Catalans vote in election that offers new chance to exiled separatist leader

By Thomson Reuters May 11, 2024 | 8:05 PM

By Joan Faus

BARCELONA (Reuters) – Catalans go to the polls on Sunday in a regional vote which offers the choice of an exiled separatist politician who led a breakaway push in 2017, or an anti-independence government led by the Socialist Party.

Opinion polls forecast a comfortable lead for Socialist candidate Salvador Illa over the hardline separatist Junts and its more moderate rival Esquerra Republicana de Catalunya (ERC), which currently governs the wealthy northeastern region.

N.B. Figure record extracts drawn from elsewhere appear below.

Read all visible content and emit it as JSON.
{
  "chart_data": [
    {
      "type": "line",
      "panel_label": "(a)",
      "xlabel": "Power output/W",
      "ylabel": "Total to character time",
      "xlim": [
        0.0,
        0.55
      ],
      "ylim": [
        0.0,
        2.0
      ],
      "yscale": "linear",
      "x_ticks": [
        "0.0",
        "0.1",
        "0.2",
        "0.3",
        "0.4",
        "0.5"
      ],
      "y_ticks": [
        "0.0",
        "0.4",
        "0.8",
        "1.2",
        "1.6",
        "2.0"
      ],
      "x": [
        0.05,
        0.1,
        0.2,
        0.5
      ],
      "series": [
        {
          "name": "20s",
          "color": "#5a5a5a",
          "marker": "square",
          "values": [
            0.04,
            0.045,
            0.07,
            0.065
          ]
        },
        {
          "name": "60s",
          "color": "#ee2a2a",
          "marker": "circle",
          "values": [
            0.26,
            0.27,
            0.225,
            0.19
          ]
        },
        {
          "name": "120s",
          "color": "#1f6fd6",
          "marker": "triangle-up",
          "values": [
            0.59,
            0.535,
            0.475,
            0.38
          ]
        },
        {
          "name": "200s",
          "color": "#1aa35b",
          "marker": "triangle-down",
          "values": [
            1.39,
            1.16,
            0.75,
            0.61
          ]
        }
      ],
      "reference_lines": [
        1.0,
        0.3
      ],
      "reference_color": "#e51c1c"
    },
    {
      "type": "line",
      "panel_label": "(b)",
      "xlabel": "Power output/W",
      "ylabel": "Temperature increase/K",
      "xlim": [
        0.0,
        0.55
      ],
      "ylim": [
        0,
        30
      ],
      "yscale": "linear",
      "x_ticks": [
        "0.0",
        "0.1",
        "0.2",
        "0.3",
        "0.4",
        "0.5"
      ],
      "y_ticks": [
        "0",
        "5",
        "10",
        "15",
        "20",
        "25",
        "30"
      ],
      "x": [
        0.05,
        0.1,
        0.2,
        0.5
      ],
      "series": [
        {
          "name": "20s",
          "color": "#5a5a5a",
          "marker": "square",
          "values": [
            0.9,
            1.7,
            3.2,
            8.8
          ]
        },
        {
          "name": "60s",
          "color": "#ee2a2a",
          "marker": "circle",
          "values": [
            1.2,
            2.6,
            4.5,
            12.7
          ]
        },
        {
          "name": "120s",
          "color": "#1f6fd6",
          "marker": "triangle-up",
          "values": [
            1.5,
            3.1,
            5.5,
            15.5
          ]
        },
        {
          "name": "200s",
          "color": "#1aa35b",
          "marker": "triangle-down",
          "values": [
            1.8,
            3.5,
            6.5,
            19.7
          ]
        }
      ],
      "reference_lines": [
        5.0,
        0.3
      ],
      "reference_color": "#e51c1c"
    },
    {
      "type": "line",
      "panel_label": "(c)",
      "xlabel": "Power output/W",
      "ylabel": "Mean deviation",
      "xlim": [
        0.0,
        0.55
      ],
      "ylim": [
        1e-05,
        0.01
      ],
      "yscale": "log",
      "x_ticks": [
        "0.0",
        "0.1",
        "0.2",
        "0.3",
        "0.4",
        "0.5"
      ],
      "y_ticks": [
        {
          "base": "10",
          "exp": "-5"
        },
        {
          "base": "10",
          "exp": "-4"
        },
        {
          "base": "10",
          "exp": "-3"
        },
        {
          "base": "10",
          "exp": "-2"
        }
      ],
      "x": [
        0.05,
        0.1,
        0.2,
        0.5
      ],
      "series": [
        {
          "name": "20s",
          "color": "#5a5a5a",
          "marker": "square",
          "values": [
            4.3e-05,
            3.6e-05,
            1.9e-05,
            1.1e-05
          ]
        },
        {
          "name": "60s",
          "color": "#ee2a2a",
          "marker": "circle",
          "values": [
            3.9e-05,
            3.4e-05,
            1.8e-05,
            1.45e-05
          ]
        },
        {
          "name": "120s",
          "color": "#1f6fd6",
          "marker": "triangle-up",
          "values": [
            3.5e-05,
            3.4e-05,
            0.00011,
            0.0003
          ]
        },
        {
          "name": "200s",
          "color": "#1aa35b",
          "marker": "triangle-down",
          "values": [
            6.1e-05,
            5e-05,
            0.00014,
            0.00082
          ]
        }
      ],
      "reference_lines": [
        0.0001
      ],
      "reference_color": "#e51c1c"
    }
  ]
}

Junts’ candidate is Carles Puigdemont, who was Catalonia’s president during an ill-fated attempt to wrest the region from Spain in 2017 before fleeing to Belgium, and he has vowed to resurrect an independence bid.

“Today we are stronger, more resilient and determined. The time to return has come,” Puigdemont told a closing campaign rally in southern France, near the Catalonia border, on Friday.

Puigdemont faces prosecution in Spain over the failed independence bid, which triggered the country’s worst political crisis in decades. He is set to return home following an amnesty put forward by the Socialist national government that would annul the arrest warrant he faces.

“We are the largest nation in Europe that is not a state and (Spain) has not been able to stop us from working without rest to achieve independence,” said Puigdemont.

The Socialists stand to win 40 seats in the Catalan assembly, with Junts forecast to get 34 and ERC 26, according to a poll of polls by El Pais newspaper.

A government led by Prime Minister Pedro Sanchez’s Socialists in Catalonia would end a decade of separatist governments that have roiled Spanish politics, and would be a vindication of Sanchez’s conciliatory approach with Catalonia.

“We need a change on May 12 and only Salvador Illa can lead it,” Sanchez told the Socialists’ closing rally in Barcelona, arguing that only Illa can give stability and improve the social climate in the region.

It is uncertain what the impact will be of Sanchez’s surprising five-day break from office last month to weigh his possible resignation over what he said was a smear campaign directed against his family by right wing opponents.

His break “has mobilized a lot the Socialist vote” in Catalonia, said a Socialist source.

Some surveys show that around 40% of voters are undecided, so any outcome is possible.


Barcelona resident Lino Iglesias, 76, said he would decide his vote in the last minute.

“I don’t trust any candidate,” he said, pondering between centre-right parties People’s Party (PP) or Junts, though he dislikes Puigdemont.

It was a sentiment shared by 38-year-old Guillem, who said he might not even vote because “nothing would change in the next four years regardless of the candidate” as the regional government can’t promote significant transformations.

Any victor in Catalonia will probably have to govern in coalition since no party looks capable of reaching the 68-seat threshold for a majority on its own.

If the Socialists win they may seek an alliance with ERC or Junts, although both separatist parties have so far ruled that out.

Failing that, they could attempt an even more unlikely partnership with the PP, their main rivals at a national level.

If they took power, Junts and ERC would seek to lead a new pro-independence government. But some opinion surveys have forecast they would fall short of the seats required, including with the support of smaller separatist parties.

If post-election negotiations fail to produce an agreement by August, a repeat election would take place in October.